# Projectile question — Cannonball fired over a hill

dyn
Homework Statement:
A 130m high hill is located halfway between the cannon and its target. If the cannonball is fired at an elevation angle of 30 degrees and just clears the hill to strike the target , calculate the initial velocity and the distance from the cannon to the target
Relevant Equations:
Time of flight , t= 2v sin(theta) /g where v is the initial speed and theta is the elevation angle
Time of flight is t = 2v sinθ /g = v/g for θ = π/6 so time to top of flight is t = v/(2g)

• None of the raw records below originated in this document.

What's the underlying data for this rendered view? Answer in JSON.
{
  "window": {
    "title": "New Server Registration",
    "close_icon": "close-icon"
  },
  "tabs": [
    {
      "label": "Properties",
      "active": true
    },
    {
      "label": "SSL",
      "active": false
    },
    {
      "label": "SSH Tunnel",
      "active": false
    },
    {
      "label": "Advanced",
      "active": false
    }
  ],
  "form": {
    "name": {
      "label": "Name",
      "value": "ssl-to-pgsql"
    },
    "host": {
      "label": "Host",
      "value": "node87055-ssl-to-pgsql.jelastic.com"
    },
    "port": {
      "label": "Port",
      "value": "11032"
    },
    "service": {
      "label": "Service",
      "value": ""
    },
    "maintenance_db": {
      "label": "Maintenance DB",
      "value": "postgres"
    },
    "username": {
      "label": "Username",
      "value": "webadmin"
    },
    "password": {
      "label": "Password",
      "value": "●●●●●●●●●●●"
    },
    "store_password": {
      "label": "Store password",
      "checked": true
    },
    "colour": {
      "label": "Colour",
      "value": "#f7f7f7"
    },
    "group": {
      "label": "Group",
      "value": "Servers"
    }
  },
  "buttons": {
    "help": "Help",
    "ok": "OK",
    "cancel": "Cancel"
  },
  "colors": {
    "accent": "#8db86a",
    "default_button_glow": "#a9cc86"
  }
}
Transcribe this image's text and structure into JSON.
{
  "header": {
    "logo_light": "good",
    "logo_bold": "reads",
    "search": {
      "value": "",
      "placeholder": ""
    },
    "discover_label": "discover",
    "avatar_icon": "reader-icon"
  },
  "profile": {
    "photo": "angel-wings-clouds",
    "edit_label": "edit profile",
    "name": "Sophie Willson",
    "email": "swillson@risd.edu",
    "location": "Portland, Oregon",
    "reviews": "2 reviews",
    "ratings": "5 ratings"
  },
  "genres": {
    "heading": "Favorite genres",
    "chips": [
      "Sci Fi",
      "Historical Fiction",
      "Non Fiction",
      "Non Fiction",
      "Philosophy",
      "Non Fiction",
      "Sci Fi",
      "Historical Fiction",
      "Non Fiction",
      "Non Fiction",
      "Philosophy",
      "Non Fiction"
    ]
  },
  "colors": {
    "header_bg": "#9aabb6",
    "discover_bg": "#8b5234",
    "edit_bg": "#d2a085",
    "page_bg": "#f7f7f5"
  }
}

I then constructed a right-angle triangle with θ=π/6 and opposite side of 130m and used tangent to get the adjacent side , ie. distance from cannon to hill to be 225.17m
The horizontal velocity is v cosθ which is 0.866v. Using speed = distance /time I equated 0.866v to 225.17/ {v/(2g)} to get an equation for v squared which gives a final answer of v = 71.42 m/s and distance from cannon to target is 2 x 225.17 = 450.34 m

These are not the right answers but I have no idea why ?

Homework Helper
Gold Member
The mistake is here:
I then constructed a right-angle triangle with θ=π/6 and opposite side of 130m and used tangent to get the adjacent side , ie. distance from cannon to hill to be 225.17m
Make a sketch in which you draw the trajectory of the cannonball from the cannon to the top of the hill. (What is the shape of the trajectory?) Then draw a straight line from the cannon to the top of the hill. Does the straight line make a 30o angle to the horizontal?

• Lnewqban
dyn
Thanks for your reply. The trajectory is a parabola so I can't use the right angle triangle

• TSny
Homework Helper
Gold Member
Try this approach: you are told the highest vertical distance of the projectile. How long would it take to reach this height?

Homework Helper
Gold Member
Thanks for your reply. The trajectory is a parabola so I can't use the right angle triangle
What the initial velocity should be if the cannon is pointed perfectly vertical and you want the cannonball to reach the height of 130 meters only?
Then, if you tilt the cannon to an elevation angle of 30 degrees, trying to cover the horizontal distance to the target, still clearing the hill, should the initial velocity be greater than the one previously calculated for vertical shooting?
If so, how much it and its horizontal component should be?

dyn
Thanks everyone. I got it right now.